Елкин паяц. Что с ним произошло? Дурацкий кавказский акцент.

– Шютка, гомаржоппа.

– Как же. Рисунки твои? Письмо Тео Ван Гога?

Глаза серьезные, в синеве:

– Фантастика, Иван Дмитриевич, извините. Я и пришел-то извиниться за розыгрыш. Не получилось, дурачусь. Сам я это письмо придумал, весь слог.

– Я думаешь поверил? В письме твоем – наши реалии. Я не поверил! Но ты зря отрекаешься от Ван Гога. Зря, Дима. Все мы немного Гоги и Магоги[35]. Я хотел тебе картинку подарить.

Голубев шагнул к шкафу, дернул за бронзовую ручку ящика. И увидел на дне две картонки, как две капли воды похожие одна на другую. Обе – репродукции «Едоков картофеля».

Он устал пугаться. Чертовщина, свиная чушь, чепуха! Кшшш!

– Это я, наверное, из «Рога» приволок, – пробормотал под нос Иван Дмитриевич. Вынул одну картинку и протянул ее пациенту: – На память!

– Спасибочки, Иван Димитриевич, люди – замечательные существа!

– Кто же против?! Вот была одна такая, дворянка Юлия Вревская[36], блистала среди высшей знати. А ушла на Русско-турецкую войну сестрой милосердия. За солдатами ходила, вычесывала их, раны обрабатывала, гной, слизь, бинты. И сама сыпняком заразилась. Вот человек, идеал!

– Но, Иван Дмитриевич, а когда она заразилась тифом-то, ей никто кружки воды не подал. Вшей боялись. Так, свернувшись калачиком, Вревская и опочила. На соломе, в землянке. Но я не о том. Люди – благородны, что ни говори – они не звери. И не предатели! Я тоже хочу на Русско-турецкую войну, где она сейчас бушует?

«Дима Елкин стопроцентно здоров, надо готовить его на выписку. Жаль. Только к нему привык», – подумал Голубев.

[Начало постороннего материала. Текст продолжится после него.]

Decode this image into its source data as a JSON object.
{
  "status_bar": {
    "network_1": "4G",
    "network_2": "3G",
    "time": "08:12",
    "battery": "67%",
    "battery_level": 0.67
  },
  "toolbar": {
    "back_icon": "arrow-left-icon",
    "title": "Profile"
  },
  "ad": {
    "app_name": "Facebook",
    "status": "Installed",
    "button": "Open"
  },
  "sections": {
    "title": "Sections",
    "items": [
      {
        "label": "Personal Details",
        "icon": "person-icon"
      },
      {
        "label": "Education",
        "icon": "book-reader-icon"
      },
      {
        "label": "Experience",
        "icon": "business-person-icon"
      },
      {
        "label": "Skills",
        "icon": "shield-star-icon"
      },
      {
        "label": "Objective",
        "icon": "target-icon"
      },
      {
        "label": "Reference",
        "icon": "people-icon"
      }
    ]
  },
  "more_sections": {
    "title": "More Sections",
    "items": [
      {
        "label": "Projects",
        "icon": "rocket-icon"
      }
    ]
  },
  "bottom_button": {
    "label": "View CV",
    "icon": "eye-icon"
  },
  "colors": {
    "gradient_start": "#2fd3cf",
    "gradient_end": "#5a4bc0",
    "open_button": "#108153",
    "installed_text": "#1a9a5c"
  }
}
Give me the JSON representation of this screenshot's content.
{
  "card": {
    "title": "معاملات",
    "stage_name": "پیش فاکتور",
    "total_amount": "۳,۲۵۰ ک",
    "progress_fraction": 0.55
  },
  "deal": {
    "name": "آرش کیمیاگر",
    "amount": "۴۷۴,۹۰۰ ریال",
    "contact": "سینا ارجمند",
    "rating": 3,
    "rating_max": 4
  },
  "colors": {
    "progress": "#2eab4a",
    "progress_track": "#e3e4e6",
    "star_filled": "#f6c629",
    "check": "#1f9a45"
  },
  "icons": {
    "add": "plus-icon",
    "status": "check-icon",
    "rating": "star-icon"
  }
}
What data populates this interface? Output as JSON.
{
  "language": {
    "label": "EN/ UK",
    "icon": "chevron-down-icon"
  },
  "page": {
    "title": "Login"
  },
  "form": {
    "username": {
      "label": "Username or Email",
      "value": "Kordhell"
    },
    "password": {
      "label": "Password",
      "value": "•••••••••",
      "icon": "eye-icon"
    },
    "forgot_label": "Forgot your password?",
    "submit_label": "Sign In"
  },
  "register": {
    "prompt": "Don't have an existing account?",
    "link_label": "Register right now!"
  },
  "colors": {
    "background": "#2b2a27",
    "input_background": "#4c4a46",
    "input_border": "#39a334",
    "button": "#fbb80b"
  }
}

Ушел Елкин. Опять круговерть, коловращение: наркоман Теплухин, гебефрения[37]: Александров. Алики[38] – Щукин, Васютин. У Васютина Иван Дмитриевич спросил:

– Как там про любовь среди конюшен?..

Пришедший в себя хмурый Васютин пробормотал, скривившись:

– А! Враки все!»

– Прочти, прочти!

Значительнее розы кустик,

Задетый боком, ненароком,

Значительней комочек грусти,

Дарованный на память Богом.

После Васютина на приеме были морфинист Ступачев и зоофил Могила. Именно – Могила Степан Сафронович.

А Юлия Вревская, то есть Оля Синичкина влетела, когда схлынул весь поток.

Она показалась роднее родни. Щупленькая, листик на ветру, всхлипывает:

– Вызывала эта, грозилась уволить! Слово-то придумала – «шашни». «Вчера, – говорит, – вы с доктором Голубевым на старом теплоходе катались, а завтра – на подводную лодку сунетесь! Чем пахнет? Терроризмом!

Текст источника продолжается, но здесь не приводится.